元メジャー右腕が提言する、これからの高校野球「選手が燃え尽きないように」
「選手の将来を考えながら戦える場になっていくといい」
プロスカウトから注目を集める吉田と柿木だが、現時点での投手としての完成度を比較すると「吉田君の方が上ですね」と話す。それというのも「柿木君はまとまり過ぎている印象がありますね」という。
「柿木君は全ての球種がアベレージより少し上。何かが飛び抜けているわけではなく、真っ直ぐ、スライダー、チェンジアップ、フォークが全て同じくらいの出来なんですね。もちろん、プロ入りを表明すればドラフト上位で指名されるでしょうが、真っ直ぐと変化球はともに1つ1つの精度を上げる必要がある。逆に、まだ伸びる可能性があるということですね。
吉田君はプロ入りしても即戦力として十分に通用するでしょう。大学に進学するよりも、田中(将大)投手や藤浪(晋太郎)投手のようにプロの世界で経験を積んでいく方がいいかもしれません。彼のストレートの質は本当にいいですから。完成度の高い投手ですね」
今大会を通じて藪氏を驚かせたのは、高校野球のレベルの高さだ。藪氏が高校3年時に開催されたのは、第68回大会だった。それから32年。「今の選手の方が間違いなく高いレベルの技術を持っています」と断言する。
「今大会では右は吉田君、左だったら河村君(日大三)や林君(近江)がよかったですね。高校生でここまで投げられるのは、本当に驚きです。アメリカでは大学生でこのレベルに達すればいいという考え。日本の方が早熟ですが、小さい頃から1つのスポーツに専念して、根を詰めて取り組んでいる表れかもしれません。

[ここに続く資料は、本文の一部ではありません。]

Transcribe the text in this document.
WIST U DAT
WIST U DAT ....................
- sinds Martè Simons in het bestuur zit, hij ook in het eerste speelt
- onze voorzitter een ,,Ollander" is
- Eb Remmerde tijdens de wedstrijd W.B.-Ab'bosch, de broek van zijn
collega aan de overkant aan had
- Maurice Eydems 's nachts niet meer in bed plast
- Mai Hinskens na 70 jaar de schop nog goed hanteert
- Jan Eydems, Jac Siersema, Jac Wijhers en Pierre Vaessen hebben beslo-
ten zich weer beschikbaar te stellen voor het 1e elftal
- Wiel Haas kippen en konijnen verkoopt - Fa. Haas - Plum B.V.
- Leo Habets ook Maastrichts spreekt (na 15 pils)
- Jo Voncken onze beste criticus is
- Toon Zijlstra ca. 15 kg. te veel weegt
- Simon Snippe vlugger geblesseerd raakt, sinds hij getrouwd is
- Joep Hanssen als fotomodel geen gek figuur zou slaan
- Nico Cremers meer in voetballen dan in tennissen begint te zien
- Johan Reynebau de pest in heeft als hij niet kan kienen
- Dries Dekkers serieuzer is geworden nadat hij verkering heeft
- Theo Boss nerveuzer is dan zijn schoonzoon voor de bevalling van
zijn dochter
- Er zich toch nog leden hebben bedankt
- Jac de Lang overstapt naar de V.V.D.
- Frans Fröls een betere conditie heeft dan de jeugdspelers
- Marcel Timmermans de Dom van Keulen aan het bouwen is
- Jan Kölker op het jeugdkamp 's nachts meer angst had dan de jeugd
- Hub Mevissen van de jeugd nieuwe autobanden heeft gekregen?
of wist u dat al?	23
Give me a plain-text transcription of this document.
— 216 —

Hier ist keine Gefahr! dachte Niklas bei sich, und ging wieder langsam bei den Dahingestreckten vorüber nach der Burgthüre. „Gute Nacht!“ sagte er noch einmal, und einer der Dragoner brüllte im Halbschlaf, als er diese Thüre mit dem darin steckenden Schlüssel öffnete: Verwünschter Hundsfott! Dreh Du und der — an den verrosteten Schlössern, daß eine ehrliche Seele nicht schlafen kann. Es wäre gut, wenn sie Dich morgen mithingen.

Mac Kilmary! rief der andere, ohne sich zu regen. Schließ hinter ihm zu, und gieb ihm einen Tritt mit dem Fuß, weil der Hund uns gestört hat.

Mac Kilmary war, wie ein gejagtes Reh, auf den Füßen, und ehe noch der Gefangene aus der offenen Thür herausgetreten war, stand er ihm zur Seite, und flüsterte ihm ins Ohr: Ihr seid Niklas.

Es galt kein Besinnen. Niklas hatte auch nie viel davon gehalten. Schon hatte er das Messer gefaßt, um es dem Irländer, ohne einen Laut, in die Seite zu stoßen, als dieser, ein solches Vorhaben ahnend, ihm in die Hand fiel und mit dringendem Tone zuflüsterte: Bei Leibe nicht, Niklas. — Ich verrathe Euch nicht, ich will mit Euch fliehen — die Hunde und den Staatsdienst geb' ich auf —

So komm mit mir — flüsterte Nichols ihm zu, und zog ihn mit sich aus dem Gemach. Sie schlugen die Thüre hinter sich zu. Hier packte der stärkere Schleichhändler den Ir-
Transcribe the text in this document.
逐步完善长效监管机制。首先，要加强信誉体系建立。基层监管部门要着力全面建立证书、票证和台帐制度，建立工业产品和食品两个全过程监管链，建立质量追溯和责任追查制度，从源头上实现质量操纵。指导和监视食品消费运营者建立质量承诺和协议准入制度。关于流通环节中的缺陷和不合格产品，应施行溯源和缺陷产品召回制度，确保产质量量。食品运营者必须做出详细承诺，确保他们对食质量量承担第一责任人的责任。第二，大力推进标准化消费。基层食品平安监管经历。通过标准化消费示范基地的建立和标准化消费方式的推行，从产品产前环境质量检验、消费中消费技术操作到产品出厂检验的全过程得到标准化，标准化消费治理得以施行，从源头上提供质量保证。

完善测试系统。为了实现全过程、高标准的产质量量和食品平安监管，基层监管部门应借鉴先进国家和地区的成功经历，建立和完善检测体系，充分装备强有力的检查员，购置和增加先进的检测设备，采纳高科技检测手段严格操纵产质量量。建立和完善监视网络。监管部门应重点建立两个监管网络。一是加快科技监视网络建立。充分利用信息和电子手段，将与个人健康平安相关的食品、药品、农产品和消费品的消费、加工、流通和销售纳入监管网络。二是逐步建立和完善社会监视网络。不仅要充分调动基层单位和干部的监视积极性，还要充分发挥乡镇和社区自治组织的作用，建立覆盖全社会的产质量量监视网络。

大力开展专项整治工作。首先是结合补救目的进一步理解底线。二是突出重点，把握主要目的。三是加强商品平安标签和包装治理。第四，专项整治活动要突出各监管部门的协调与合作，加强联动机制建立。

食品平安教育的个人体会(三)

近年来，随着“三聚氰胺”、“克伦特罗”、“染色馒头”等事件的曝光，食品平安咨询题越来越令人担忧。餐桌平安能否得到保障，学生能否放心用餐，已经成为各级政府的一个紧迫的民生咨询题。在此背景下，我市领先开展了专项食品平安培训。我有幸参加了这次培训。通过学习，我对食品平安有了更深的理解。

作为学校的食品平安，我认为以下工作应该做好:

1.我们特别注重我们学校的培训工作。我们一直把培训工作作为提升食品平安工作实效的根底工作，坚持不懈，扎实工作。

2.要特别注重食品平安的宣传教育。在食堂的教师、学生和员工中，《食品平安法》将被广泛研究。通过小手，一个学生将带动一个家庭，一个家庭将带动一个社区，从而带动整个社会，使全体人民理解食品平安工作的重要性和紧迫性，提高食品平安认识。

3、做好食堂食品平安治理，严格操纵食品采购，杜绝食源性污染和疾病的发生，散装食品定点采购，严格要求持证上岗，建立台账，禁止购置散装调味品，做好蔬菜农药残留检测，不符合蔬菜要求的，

僕は甲子園に出場できず、その悔しさがあったから大学、社会人、プロと野球をやり続けた。ただ、僕の周りには甲子園に出場した後、バーンアウトしてしまって、野球を続けなかった人たちもいます。それを考えると、甲子園に出場した選手が燃え尽きずに野球を続けるにはどうしたらいいか、考えた方がいいでしょう。甲子園は最終的な目標ではなく、プロへの通過点の1つ。選手の将来を考えながら戦える場になっていくと、より発展していくのではないかと思います」
優勝旗が新しくなり、次の100年に向けて新たなスタートを切った夏の甲子園。選手のレベルが高くなることに合わせ、野球に関わる大人たちの意識も高く変化させていくことが求められているのかもしれない。